Action Item 3. The United States should announce its strong intent to become the host country for the ILC and should undertake the necessary work to provide a viable site and mount a compelling bid.
The United States should move forward in preparing a bid to host the ILC project. Such an aspiration is worthy of a great nation wishing to occupy a leadership position on the scientific and technological frontiers. Building the ILC in the United States will inspire future generations, amply repay the required investments, and lead to a much greater understanding of the universe in which we live. In addition, building and operating the ILC in the United States will provide a focal point to attract talented students and scientists from around the world to U.S. academic research institutions.
One issue that the committee did not address in its analysis was the detailed cost estimate for constructing an ILC. The committee was aware of several preliminary estimates that were developed previously in the United States and other countries, but it concluded that these estimates were based on different design concepts and did not necessarily represent the current plan for the project. The committee also has monitored closely the ongoing GDE, which is currently scheduled to produce by the end of 2006 a Reference Design Report (RDR) that will include a preliminary cost estimate based on the reference design. The committee recognizes the prudence of this approach: A credible estimate of project cost must await a specific set of design parameters and, later, international selection of a viable site. In general, the committee notes that the scale, complexity, and engineering challenges of the ILC are expected to be very roughly comparable to those associated with the LHC.

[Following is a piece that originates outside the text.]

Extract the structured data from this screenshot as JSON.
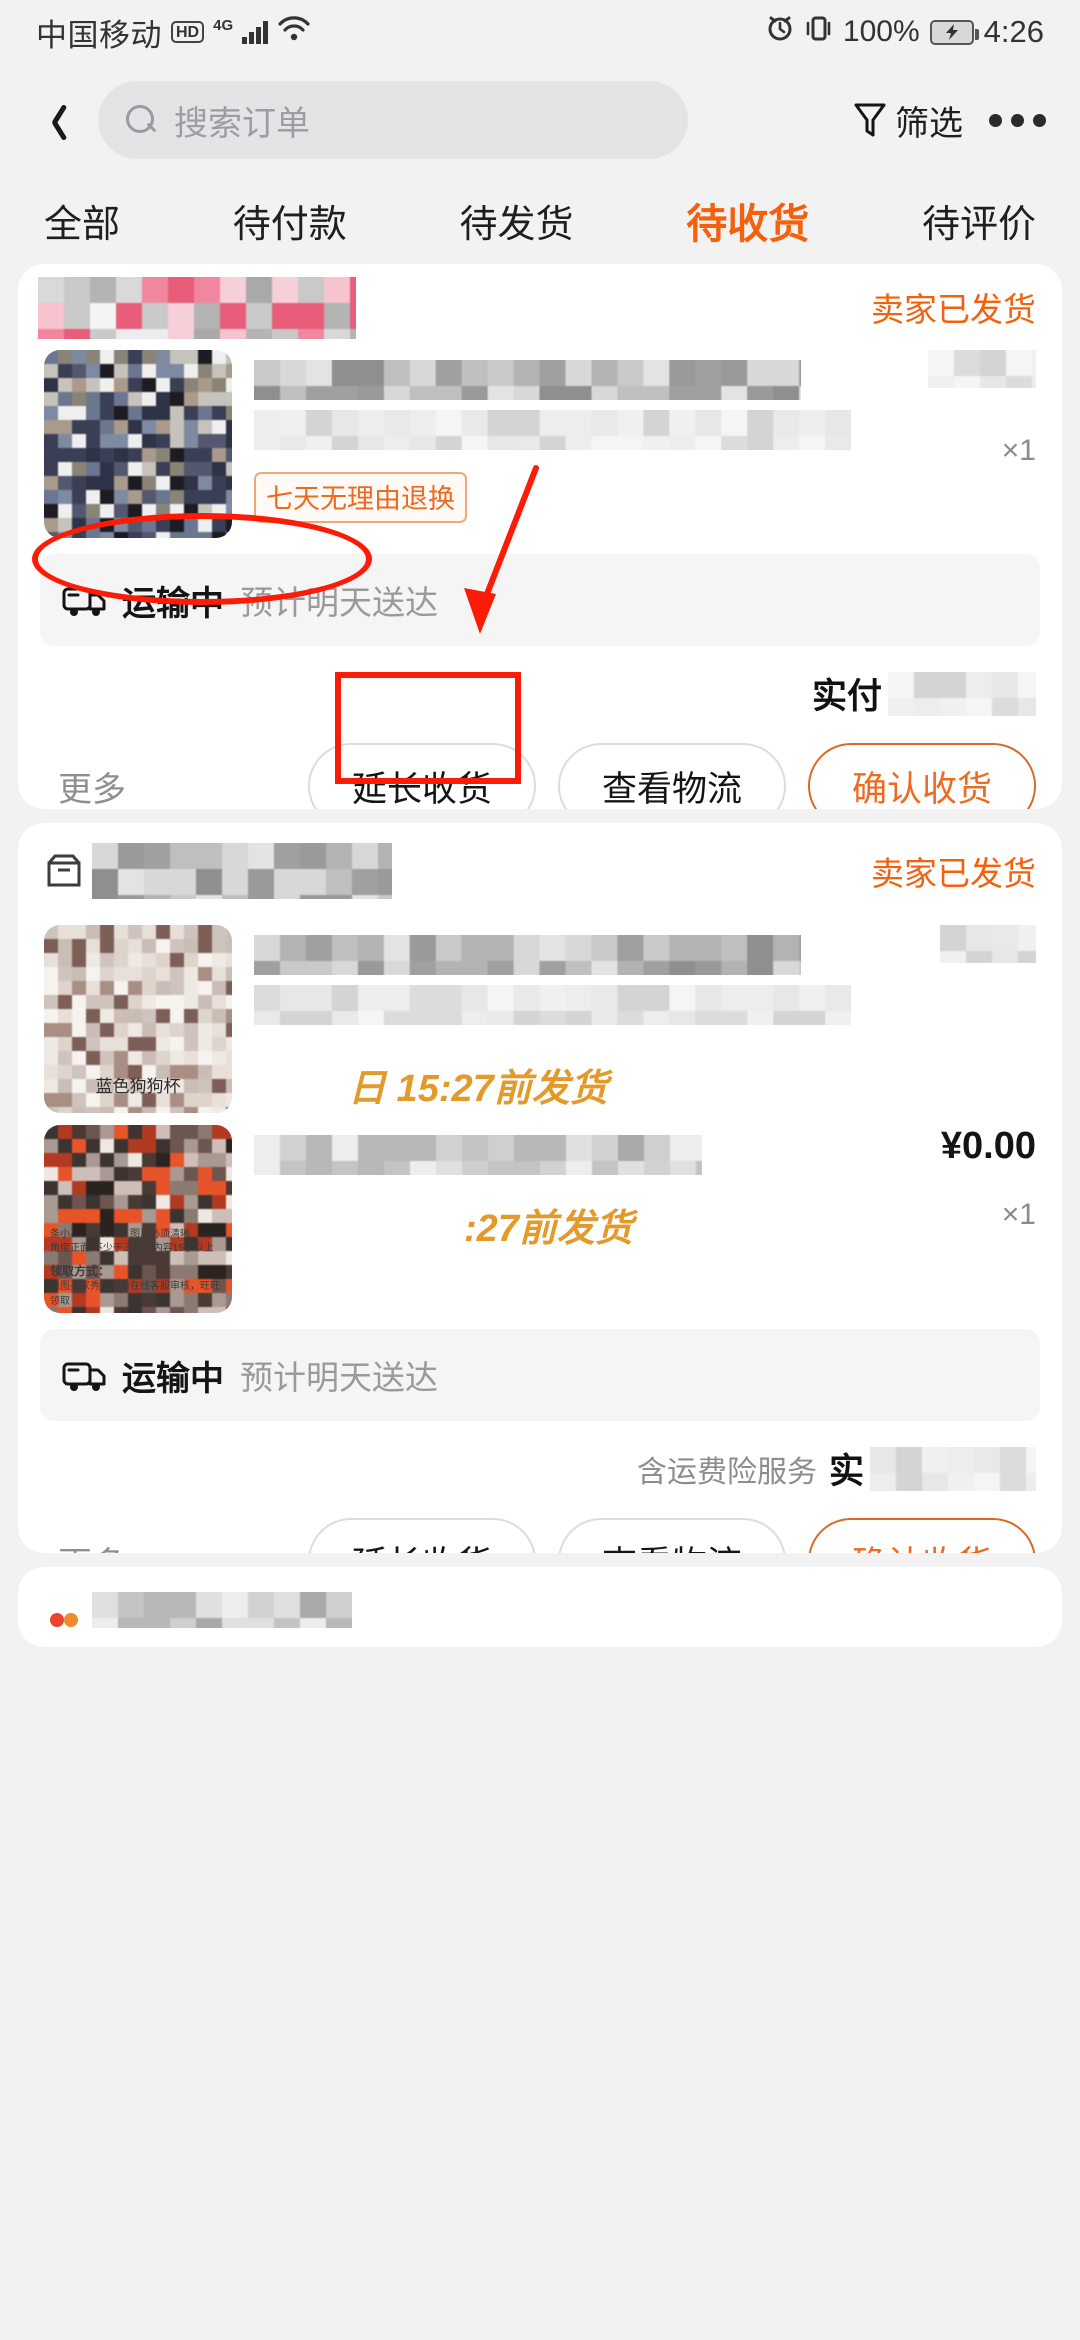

If the United States is successful in its bid to host the ILC, an increase in resources devoted to particle physics in the United States will be required. A constant-effort budget will not be sufficient to fund the U.S. share of site and mitigation costs, of housing the assembled scientific and engineering staff during construction, and of the construction and operation of the ILC accelerator and detectors.
Although site selection for the ILC will be determined through an international process, the existing physical infrastructure and human capital at Fermilab make it an advantageous site within the United States. As the only national laboratory devoted primarily to particle physics, Fermilab has an opportunity and a responsibility to the national particle physics program to secure the ILC as its top priority.
Action Item 4. Scientific priorities at the interface of particle physics, astrophysics, and cosmology should be determined through a mechanism jointly involving NSF, DOE, and NASA, with emphasis on DOE and NSF participa-
tion in projects where the intellectual and technological capabilities of particle physicists can make unique contributions. The committee recommends that an increased share of the current U.S. elementary particle physics research budget should be allocated to the three research challenges articulated below.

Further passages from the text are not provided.